In a new document released Thursday, the Vatican’s doctrine office teamed up with its social justice department to give a more solid moral foundation to the Holy See’s oft-repeated call for a more ethical global financial system.
The document, approved by Pope Francis, calls for banks to create internal ethical committees to ensure decisions work for the common good and not just the “myopic egoism” of individual corporate bottom lines. It urged better regulation of financial products and for universities to educate the next generation of business leaders about ethics, not just profits.
“The recent financial crisis could have been the occasion to develop a new economy, more attentive to ethical principles, and a new regulation of financial activities neutralizing the predatory and speculative dimensions,” it said.
Instead, the global financial players have returned to the “heights of myopic egoism” that excludes any consideration of the common good or the need to spread wealth and heal economic inequality, it said.
Notably missing from the document was a call for a global political authority to regulate markets and tax financial transactions. The Vatican’s social justice office, which co-authored the new document, had recommended such an authority in a 2011 document that was widely dismissed even within the Vatican.
Francis and popes before him have frequently denounced the growing income inequality and profit-at-all-cost mentality that drives global capitalism, including in encyclicals and other authoritative teaching documents.
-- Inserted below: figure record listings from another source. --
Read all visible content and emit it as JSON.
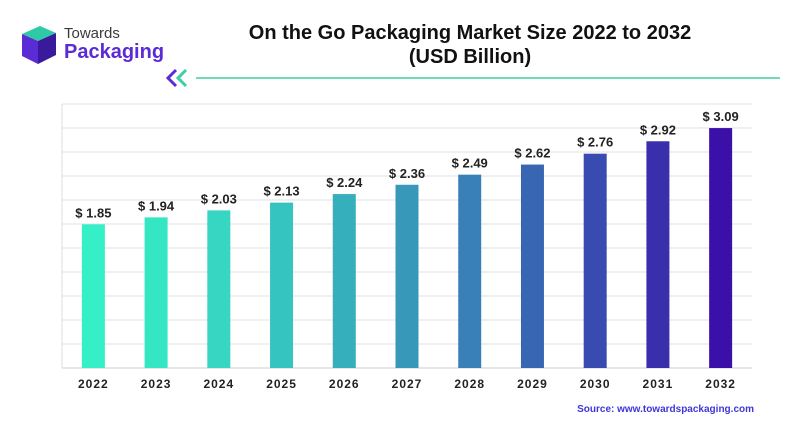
{
  "brand": {
    "top": "Towards",
    "bottom": "Packaging"
  },
  "title_line1": "On the Go Packaging Market Size 2022 to 2032",
  "title_line2": "(USD Billion)",
  "source": "Source: www.towardspackaging.com",
  "colors": {
    "start": "#35f0c6",
    "end": "#3a10a8",
    "grid": "#d6d6d6",
    "accent": "#3ccf9f"
  },
  "chart_data": {
    "type": "bar",
    "title": "On the Go Packaging Market Size 2022 to 2032 (USD Billion)",
    "categories": [
      "2022",
      "2023",
      "2024",
      "2025",
      "2026",
      "2027",
      "2028",
      "2029",
      "2030",
      "2031",
      "2032"
    ],
    "values": [
      1.85,
      1.94,
      2.03,
      2.13,
      2.24,
      2.36,
      2.49,
      2.62,
      2.76,
      2.92,
      3.09
    ],
    "value_labels": [
      "$ 1.85",
      "$ 1.94",
      "$ 2.03",
      "$ 2.13",
      "$ 2.24",
      "$ 2.36",
      "$ 2.49",
      "$ 2.62",
      "$ 2.76",
      "$ 2.92",
      "$ 3.09"
    ],
    "xlabel": "",
    "ylabel": "",
    "ylim": [
      0,
      3.4
    ],
    "grid": true
  }
}
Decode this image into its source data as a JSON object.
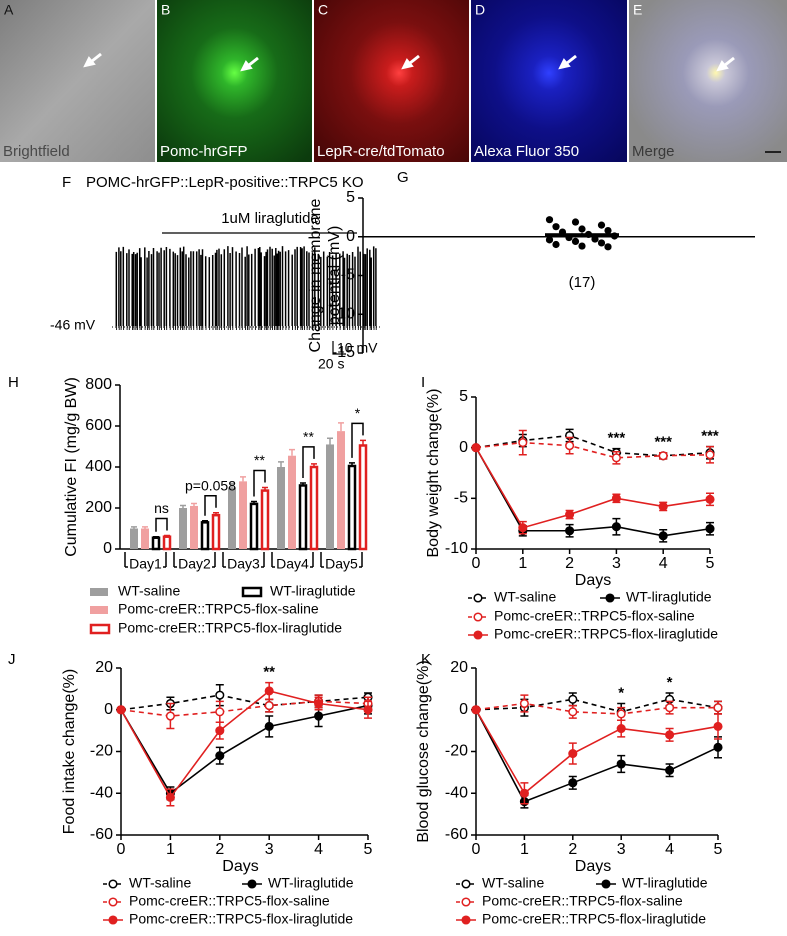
{
  "images": [
    {
      "letter": "A",
      "label": "Brightfield"
    },
    {
      "letter": "B",
      "label": "Pomc-hrGFP"
    },
    {
      "letter": "C",
      "label": "LepR-cre/tdTomato"
    },
    {
      "letter": "D",
      "label": "Alexa Fluor 350"
    },
    {
      "letter": "E",
      "label": "Merge"
    }
  ],
  "chart_data": [
    {
      "type": "trace",
      "panel": "F",
      "title": "POMC-hrGFP::LepR-positive::TRPC5 KO",
      "annotation": "1uM liraglutide",
      "baseline_label": "-46 mV",
      "scale_y_label": "10 mV",
      "scale_x_label": "20 s"
    },
    {
      "type": "strip",
      "panel": "G",
      "ylabel": [
        "Change in membrane",
        "potential (mV)"
      ],
      "ylim": [
        -15,
        5
      ],
      "yticks": [
        -15,
        -10,
        -5,
        0,
        5
      ],
      "annotation": "(17)",
      "color": "#000000",
      "values": [
        2.2,
        1.9,
        1.5,
        1.3,
        1.0,
        0.8,
        0.6,
        0.3,
        0.1,
        -0.1,
        -0.3,
        -0.4,
        -0.6,
        -0.8,
        -1.0,
        -1.2,
        -1.3
      ],
      "mean": 0.2,
      "error": 0.3
    },
    {
      "type": "bar",
      "panel": "H",
      "ylabel": "Cumulative FI (mg/g BW)",
      "ylim": [
        0,
        800
      ],
      "yticks": [
        0,
        200,
        400,
        600,
        800
      ],
      "categories": [
        "Day1",
        "Day2",
        "Day3",
        "Day4",
        "Day5"
      ],
      "series": [
        {
          "name": "WT-saline",
          "color": "#9e9e9e",
          "style": "solid",
          "values": [
            100,
            200,
            300,
            400,
            510
          ],
          "errors": [
            8,
            12,
            20,
            25,
            30
          ]
        },
        {
          "name": "Pomc-creER::TRPC5-flox-saline",
          "color": "#f0a0a0",
          "style": "solid",
          "values": [
            100,
            210,
            330,
            455,
            575
          ],
          "errors": [
            8,
            12,
            22,
            30,
            40
          ]
        },
        {
          "name": "WT-liraglutide",
          "color": "#000000",
          "style": "open",
          "values": [
            55,
            130,
            220,
            310,
            405
          ],
          "errors": [
            5,
            8,
            12,
            12,
            15
          ]
        },
        {
          "name": "Pomc-creER::TRPC5-flox-liraglutide",
          "color": "#e02020",
          "style": "open",
          "values": [
            60,
            165,
            285,
            400,
            505
          ],
          "errors": [
            6,
            12,
            15,
            15,
            25
          ]
        }
      ],
      "annotations": [
        {
          "x": "Day1",
          "text": "ns"
        },
        {
          "x": "Day2",
          "text": "p=0.058"
        },
        {
          "x": "Day3",
          "text": "**"
        },
        {
          "x": "Day4",
          "text": "**"
        },
        {
          "x": "Day5",
          "text": "*"
        }
      ]
    },
    {
      "type": "line",
      "panel": "I",
      "ylabel": "Body weight change(%)",
      "xlabel": "Days",
      "x": [
        0,
        1,
        2,
        3,
        4,
        5
      ],
      "xlim": [
        0,
        5
      ],
      "xticks": [
        0,
        1,
        2,
        3,
        4,
        5
      ],
      "ylim": [
        -10,
        5
      ],
      "yticks": [
        -10,
        -5,
        0,
        5
      ],
      "series": [
        {
          "name": "WT-saline",
          "color": "#000000",
          "dashed": true,
          "marker": "open",
          "values": [
            0,
            0.7,
            1.2,
            -0.5,
            -0.8,
            -0.5
          ],
          "errors": [
            0,
            0.6,
            0.6,
            0.4,
            0.3,
            0.6
          ]
        },
        {
          "name": "WT-liraglutide",
          "color": "#000000",
          "dashed": false,
          "marker": "filled",
          "values": [
            0,
            -8.2,
            -8.2,
            -7.8,
            -8.7,
            -8.0
          ],
          "errors": [
            0,
            0.5,
            0.6,
            0.8,
            0.6,
            0.6
          ]
        },
        {
          "name": "Pomc-creER::TRPC5-flox-saline",
          "color": "#e02020",
          "dashed": true,
          "marker": "open",
          "values": [
            0,
            0.5,
            0.2,
            -1.0,
            -0.8,
            -0.7
          ],
          "errors": [
            0,
            1.2,
            0.8,
            0.6,
            0.3,
            0.8
          ]
        },
        {
          "name": "Pomc-creER::TRPC5-flox-liraglutide",
          "color": "#e02020",
          "dashed": false,
          "marker": "filled",
          "values": [
            0,
            -7.9,
            -6.6,
            -5.0,
            -5.8,
            -5.1
          ],
          "errors": [
            0,
            0.6,
            0.4,
            0.4,
            0.4,
            0.6
          ]
        }
      ],
      "annotations": [
        {
          "x": 3,
          "text": "***"
        },
        {
          "x": 4,
          "text": "***"
        },
        {
          "x": 5,
          "text": "***"
        }
      ]
    },
    {
      "type": "line",
      "panel": "J",
      "ylabel": "Food intake change(%)",
      "xlabel": "Days",
      "x": [
        0,
        1,
        2,
        3,
        4,
        5
      ],
      "xlim": [
        0,
        5
      ],
      "xticks": [
        0,
        1,
        2,
        3,
        4,
        5
      ],
      "ylim": [
        -60,
        20
      ],
      "yticks": [
        -60,
        -40,
        -20,
        0,
        20
      ],
      "series": [
        {
          "name": "WT-saline",
          "color": "#000000",
          "dashed": true,
          "marker": "open",
          "values": [
            0,
            3,
            7,
            2,
            4,
            6
          ],
          "errors": [
            0,
            3,
            5,
            3,
            3,
            2
          ]
        },
        {
          "name": "WT-liraglutide",
          "color": "#000000",
          "dashed": false,
          "marker": "filled",
          "values": [
            0,
            -40,
            -22,
            -8,
            -3,
            2
          ],
          "errors": [
            0,
            3,
            4,
            5,
            5,
            4
          ]
        },
        {
          "name": "Pomc-creER::TRPC5-flox-saline",
          "color": "#e02020",
          "dashed": true,
          "marker": "open",
          "values": [
            0,
            -3,
            -1,
            2,
            4,
            3
          ],
          "errors": [
            0,
            6,
            5,
            3,
            3,
            3
          ]
        },
        {
          "name": "Pomc-creER::TRPC5-flox-liraglutide",
          "color": "#e02020",
          "dashed": false,
          "marker": "filled",
          "values": [
            0,
            -42,
            -10,
            9,
            3,
            0
          ],
          "errors": [
            0,
            4,
            4,
            4,
            3,
            4
          ]
        }
      ],
      "annotations": [
        {
          "x": 3,
          "text": "**"
        }
      ]
    },
    {
      "type": "line",
      "panel": "K",
      "ylabel": "Blood glucose change(%)",
      "xlabel": "Days",
      "x": [
        0,
        1,
        2,
        3,
        4,
        5
      ],
      "xlim": [
        0,
        5
      ],
      "xticks": [
        0,
        1,
        2,
        3,
        4,
        5
      ],
      "ylim": [
        -60,
        20
      ],
      "yticks": [
        -60,
        -40,
        -20,
        0,
        20
      ],
      "series": [
        {
          "name": "WT-saline",
          "color": "#000000",
          "dashed": true,
          "marker": "open",
          "values": [
            0,
            1,
            5,
            -1,
            5,
            1
          ],
          "errors": [
            0,
            4,
            3,
            4,
            3,
            3
          ]
        },
        {
          "name": "WT-liraglutide",
          "color": "#000000",
          "dashed": false,
          "marker": "filled",
          "values": [
            0,
            -44,
            -35,
            -26,
            -29,
            -18
          ],
          "errors": [
            0,
            3,
            3,
            4,
            3,
            5
          ]
        },
        {
          "name": "Pomc-creER::TRPC5-flox-saline",
          "color": "#e02020",
          "dashed": true,
          "marker": "open",
          "values": [
            0,
            3,
            -1,
            -2,
            1,
            1
          ],
          "errors": [
            0,
            4,
            3,
            3,
            3,
            3
          ]
        },
        {
          "name": "Pomc-creER::TRPC5-flox-liraglutide",
          "color": "#e02020",
          "dashed": false,
          "marker": "filled",
          "values": [
            0,
            -40,
            -21,
            -9,
            -12,
            -8
          ],
          "errors": [
            0,
            5,
            5,
            4,
            3,
            6
          ]
        }
      ],
      "annotations": [
        {
          "x": 3,
          "text": "*"
        },
        {
          "x": 4,
          "text": "*"
        }
      ]
    }
  ]
}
Officials told a news conference Thursday that they thought it was worth articulating considerations about specific aspects of the current economic-financial system for officials who work in the field.
The effort marks something of a shift in attention for the Vatican’s Congregation for the Doctrine of the Faith, which under the past two popes has focused on issues of doctrinal orthodoxy and sexual morality, not social justice and the poor.
History’s first Latin American pope, however, has made those issues the priority of his pontificate, and the document’s publication suggests the Vatican bureaucracy is getting the message.